Investigators have so far found "no connection" between an international terrorist group and a mass shooting in Las Vegas that killed at least 58 people and injured more than 515, an FBI special agent said Monday.

Daesh, through its propaganda arm, had earlier claimed responsibility for the attack, claiming the shooter was a recently converted "soldier." Police said the attack was carried out by Stephen Paddock, a 64-year-old retired accountant. He killed himself after the shooting.

"As this event unfolds we have determined to this point no connection with an international terrorist group," said Aaron Rouse, the special agent in charge of the Las Vegas office of the FBI.

Officials say Paddock, wasn't on the radar of law enforcement.

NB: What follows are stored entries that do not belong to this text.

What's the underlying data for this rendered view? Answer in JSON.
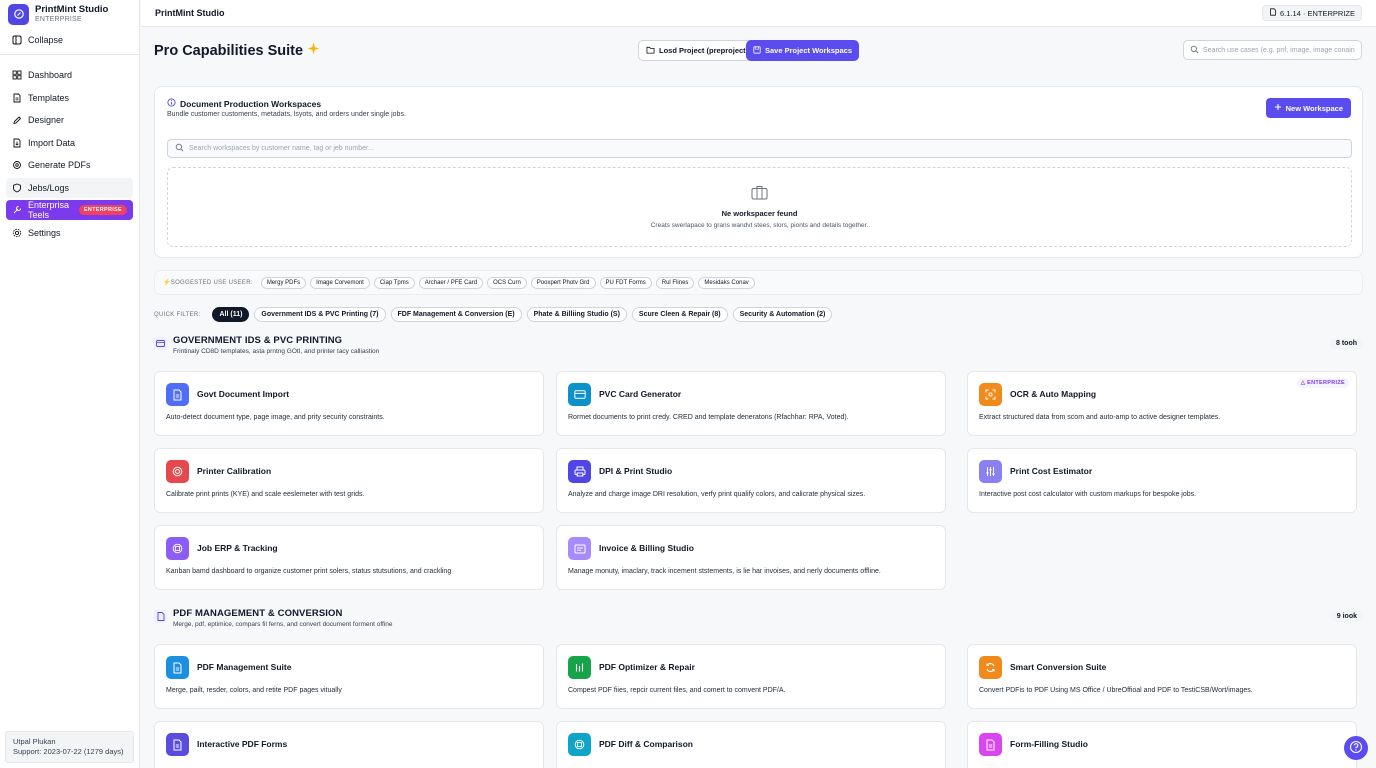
{
  "app": {
    "name": "PrintMint Studio",
    "edition": "ENTERPRISE",
    "version": "6.1.14 · ENTERPRIZE"
  },
  "sidebar": {
    "collapse_label": "Collapse",
    "items": [
      {
        "label": "Dashboard",
        "icon": "grid-icon"
      },
      {
        "label": "Templates",
        "icon": "file-icon"
      },
      {
        "label": "Designer",
        "icon": "pen-icon"
      },
      {
        "label": "Import Data",
        "icon": "import-icon"
      },
      {
        "label": "Generate PDFs",
        "icon": "gear-icon"
      },
      {
        "label": "Jebs/Logs",
        "icon": "shield-icon"
      },
      {
        "label": "Enterprisa Teels",
        "icon": "tool-icon",
        "badge": "ENTERPRISE",
        "active": true
      },
      {
        "label": "Settings",
        "icon": "settings-icon"
      }
    ],
    "user": {
      "name": "Utpal Plukan",
      "support": "Support: 2023-07-22 (1279 days)"
    }
  },
  "header": {
    "page_title": "Pro Capabilities Suite",
    "load_button": "Losd Project (preproject)",
    "save_button": "Save Project Workspacs",
    "search_placeholder": "Search use cases (e.g. pnf, image, image conain"
  },
  "workspaces": {
    "title": "Document Production Workspaces",
    "subtitle": "Bundle customer customents, metadats, lsyots, and orders under single jobs.",
    "new_button": "New Workspace",
    "search_placeholder": "Search workspaces by customer name, tag or jeb number...",
    "empty_title": "Ne workspacer feund",
    "empty_sub": "Creats swerlapace to grans wandvt stees, slors, pionts and details together."
  },
  "suggested": {
    "label": "SOGGESTED USE USEER:",
    "chips": [
      "Mergy PDFs",
      "Image Corvemont",
      "Ciap Tpms",
      "Archaer / PFE Card",
      "OCS Curn",
      "Pooxpert Photv Grd",
      "PU FDT Forms",
      "Rul Flines",
      "Mesidaks Conav"
    ]
  },
  "quick_filter": {
    "label": "QUICK FILTER:",
    "chips": [
      {
        "label": "All (11)",
        "active": true
      },
      {
        "label": "Government IDS & PVC Printing (7)"
      },
      {
        "label": "FDF Management & Conversion (E)"
      },
      {
        "label": "Phate & Billiing Studio (S)"
      },
      {
        "label": "Scure Cleen & Repair (8)"
      },
      {
        "label": "Security & Automation (2)"
      }
    ]
  },
  "sections": [
    {
      "title": "GOVERNMENT IDS & PVC PRINTING",
      "subtitle": "Frintinaly CD8D templates, asta prntng GOtI, and printer tacy calliastion",
      "count": "8 tooh",
      "cards": [
        {
          "title": "Govt Document Import",
          "desc": "Auto-detect document type, page image, and prity security constraints.",
          "icon": "document-icon",
          "color": "#4f6df5"
        },
        {
          "title": "PVC Card Generator",
          "desc": "Rormet documents to print credy. CRED and template deneratons (Rfachhar: RPA, Voted).",
          "icon": "card-icon",
          "color": "#0e90c8"
        },
        {
          "title": "OCR & Auto Mapping",
          "desc": "Extract structured data from scom and auto-amp to active designer templates.",
          "icon": "scan-icon",
          "color": "#f08a1c",
          "tag": "ENTERPRIZE"
        },
        {
          "title": "Printer Calibration",
          "desc": "Calibrate print prints (KYE) and scale eeslemeter with test grids.",
          "icon": "target-icon",
          "color": "#e5484d"
        },
        {
          "title": "DPI & Print Studio",
          "desc": "Analyze and charge image DRI resolution, verfy print qualify colors, and calicrate physical sizes.",
          "icon": "printer-icon",
          "color": "#4f46e5"
        },
        {
          "title": "Print Cost Estimator",
          "desc": "Interactive post cost calculator with custom markups for bespoke jobs.",
          "icon": "sliders-icon",
          "color": "#8b80f0"
        },
        {
          "title": "Job ERP & Tracking",
          "desc": "Kanban bamd dashboard to organize customer print solers, status stutsutions, and crackling",
          "icon": "kanban-icon",
          "color": "#8b5cf6"
        },
        {
          "title": "Invoice & Billing Studio",
          "desc": "Manage monuty, imaclary, track incement ststements, is lie har invoises, and nerly documents offline.",
          "icon": "invoice-icon",
          "color": "#a78bfa"
        }
      ]
    },
    {
      "title": "PDF MANAGEMENT & CONVERSION",
      "subtitle": "Merge, pdf, eptimice, compars fil ferns, and convert document forment offine",
      "count": "9 iook",
      "cards": [
        {
          "title": "PDF Management Suite",
          "desc": "Merge, pailt, resder, colors, and retite PDF pages vitually",
          "icon": "document-icon",
          "color": "#1d8fe0"
        },
        {
          "title": "PDF Optimizer & Repair",
          "desc": "Compest PDF fiies, repcir current files, and comert to comvent PDF/A.",
          "icon": "bars-icon",
          "color": "#16a34a"
        },
        {
          "title": "Smart Conversion Suite",
          "desc": "Convert PDFis to PDF Using MS Office / UbreOffioal and PDF to TestiCSB/Wort/images.",
          "icon": "refresh-icon",
          "color": "#f08a1c"
        },
        {
          "title": "Interactive PDF Forms",
          "desc": "",
          "icon": "form-icon",
          "color": "#5b4ce0"
        },
        {
          "title": "PDF Diff & Comparison",
          "desc": "",
          "icon": "compare-icon",
          "color": "#0ea5c9"
        },
        {
          "title": "Form-Filling Studio",
          "desc": "",
          "icon": "fill-icon",
          "color": "#d946ef"
        }
      ]
    }
  ]
}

They think he acted alone but want to talk with his 62-year-old roommate.

The sheriff's department is leading the investigation, and Attorney General Jeff Sessions ordered support from the FBI and other federal agencies.

Paddock was living in Mesquite, Nevada, and authorities say he previously lived in the Dallas suburb of Mesquite, Texas, from 2004 to 2012, and possibly longer. Lt. Brian Parish says property records show Paddock owned at least three rental properties.

Officers searched the Nevada home on Monday, and authorities there and in Texas indicated there wasn't law enforcement contact with him.

Paddock's brother, Eric Paddock, who lives in Florida, told the Orlando Sentinel: "We are completely dumbfounded. We can't understand what happened."

Paddock sparked the deadliest mass shooting in modern U.S. history when he opened fire on a crowd of concertgoers from the 32nd floor of a Las Vegas hotel, killing at least 58 people and injuring hundreds more.